At the very end, when the cake is done, you add a dollop of whipped cream. The whipped cream represents your logo. The cake would be amazing with or without this little addition, but you add it anyway. It doesn’t change the composition of your cake much, just adds an extra touch of sweetness.
We hardly make purchases or engage with products based on the logo alone, so the logo will not make or break your business.
At the end of the day, a logo is simply a visual that if designed nicely and used on the regular will start to become recognizable IF you consistently put it out into the world.
If My Logo Isn’t My Brand, What Is?
Your personal brand is a product of the words, message, tone, vibe, energy and perspective you consistently bring to your clients
It’s your unique way of delivering results to your clients
It’s the thoughtfulness you put in your interactions
It’s your no-BS approach, or your ability to listen deeply
It’s the way you drop F-bombs, or your southern charm. Or your passion for food.

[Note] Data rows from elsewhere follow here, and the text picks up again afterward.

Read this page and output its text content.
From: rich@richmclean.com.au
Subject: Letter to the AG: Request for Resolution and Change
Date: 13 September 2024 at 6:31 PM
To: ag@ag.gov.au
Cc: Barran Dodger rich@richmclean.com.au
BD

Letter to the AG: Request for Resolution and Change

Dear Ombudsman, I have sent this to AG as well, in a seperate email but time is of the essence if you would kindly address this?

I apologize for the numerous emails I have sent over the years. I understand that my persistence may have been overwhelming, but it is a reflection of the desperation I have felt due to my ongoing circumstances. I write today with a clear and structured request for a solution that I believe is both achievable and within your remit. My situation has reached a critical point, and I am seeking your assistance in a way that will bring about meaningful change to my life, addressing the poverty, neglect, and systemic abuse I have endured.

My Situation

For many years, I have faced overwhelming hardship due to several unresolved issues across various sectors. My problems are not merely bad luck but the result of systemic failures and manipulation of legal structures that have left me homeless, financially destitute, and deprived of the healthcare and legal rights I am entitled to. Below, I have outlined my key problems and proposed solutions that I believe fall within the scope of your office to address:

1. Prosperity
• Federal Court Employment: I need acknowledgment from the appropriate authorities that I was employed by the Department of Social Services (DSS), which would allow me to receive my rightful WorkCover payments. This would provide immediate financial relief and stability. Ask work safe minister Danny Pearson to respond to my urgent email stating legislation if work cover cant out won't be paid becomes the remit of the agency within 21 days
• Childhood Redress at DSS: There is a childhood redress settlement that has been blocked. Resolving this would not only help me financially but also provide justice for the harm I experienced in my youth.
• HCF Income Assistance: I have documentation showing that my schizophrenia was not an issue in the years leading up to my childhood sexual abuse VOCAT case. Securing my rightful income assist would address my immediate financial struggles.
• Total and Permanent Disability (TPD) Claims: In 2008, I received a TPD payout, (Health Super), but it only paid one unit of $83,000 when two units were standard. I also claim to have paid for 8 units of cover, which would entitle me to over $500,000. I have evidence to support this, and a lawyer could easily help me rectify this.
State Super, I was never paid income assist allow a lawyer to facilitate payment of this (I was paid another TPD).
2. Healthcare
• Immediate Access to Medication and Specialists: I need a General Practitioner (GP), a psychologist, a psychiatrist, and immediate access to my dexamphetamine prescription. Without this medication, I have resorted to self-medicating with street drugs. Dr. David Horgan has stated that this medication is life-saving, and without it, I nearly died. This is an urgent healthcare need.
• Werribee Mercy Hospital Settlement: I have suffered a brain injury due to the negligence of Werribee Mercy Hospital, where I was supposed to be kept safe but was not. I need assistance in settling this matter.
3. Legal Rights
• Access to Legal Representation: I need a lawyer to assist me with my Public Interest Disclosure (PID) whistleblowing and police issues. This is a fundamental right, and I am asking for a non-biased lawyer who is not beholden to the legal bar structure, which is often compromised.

It's your bad-assery, no-non-sensory or your ability to be totally optimistic despite hovering rain clouds.
Most importantly, it’s the way your clients feel after working with you.
When it comes to your personal brand, the visuals, content and language should represent that feeling that you want to emit.
Otherwise, a disconnect is created between what your potential clients see on your website, from the actual product or service you deliver.
In the end, a personal brand is about being super honest about what you bring to the table, and creating an online presence that reflects that feeling to the best of your ability.